In Katalonien hat am Freitag ein Generalstreik aus Protest gegen die Haftstrafen für neun Separatistenführer begonnen. Am Flughafen von Barcelona wurden mehrere Dutzend Flüge vor allem der Gesellschaften Iberia und Vueling gestrichen.

Viele Passagiere seien vorsorglich fünf bis sechs Stunden vor ihrem Flug zum Airport El Prat gekommen, berichtete das spanische Fernsehen. Auch Hafenarbeiter und Angestellte der VW-Tochter Seat legten die Arbeit nieder; die große katalanische Supermarktkette Bonpreu blieb ebenfalls geschlossen.

Der Zugverkehr verlief zunächst normal, allerdings seien die Sicherheitskräfte etwa am Hauptbahnhof von Barcelona verstärkt worden, hieß es. Demonstranten blockierten schon am Morgen mehrere Straßen der abtrünnigen Region.
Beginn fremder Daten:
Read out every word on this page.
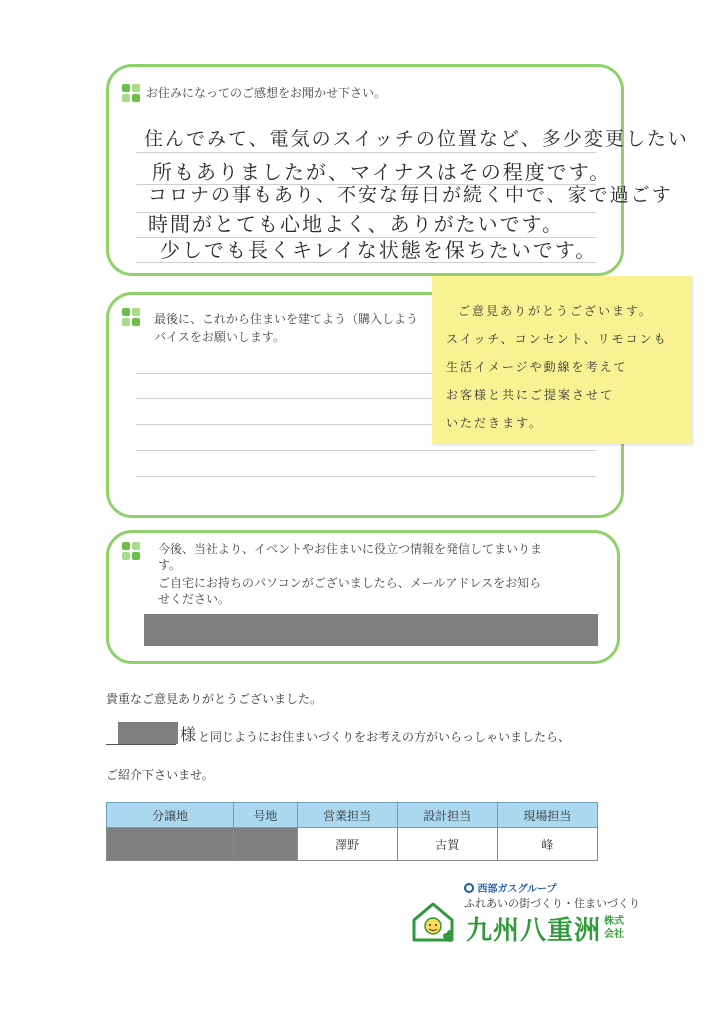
お住みになってのご感想をお聞かせ下さい。
住んでみて、電気のスイッチの位置など、多少変更したい
所もありましたが、マイナスはその程度です。
コロナの事もあり、不安な毎日が続く中で、家で過ごす
時間がとても心地よく、ありがたいです。
少しでも長くキレイな状態を保ちたいです。
最後に、これから住まいを建てよう（購入しよう
バイスをお願いします。
ご意見ありがとうございます。
スイッチ、コンセント、リモコンも
生活イメージや動線を考えて
お客様と共にご提案させて
いただきます。
今後、当社より、イベントやお住まいに役立つ情報を発信してまいりま
す。
ご自宅にお持ちのパソコンがございましたら、メールアドレスをお知ら
せください。
貴重なご意見ありがとうございました。
様 と同じようにお住まいづくりをお考えの方がいらっしゃいましたら、
ご紹介下さいませ。
分譲地	号地	営業担当	設計担当	現場担当
		澤野	古賀	峰
西部ガスグループ
ふれあいの街づくり・住まいづくり
九州八重洲 株式
会社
Im Laufe des Tages wurde mit weiteren Demonstrationen und Protestaktionen gerechnet.

Am Nachmittag sollten fünf "Märsche für die Freiheit" Barcelona erreichen. Die Teilnehmer hatten sich vor einigen Tagen in verschiedenen Teilen der Region in Richtung ihrer Hauptstadt aufgemacht, wo eine Großkundgebung geplant ist.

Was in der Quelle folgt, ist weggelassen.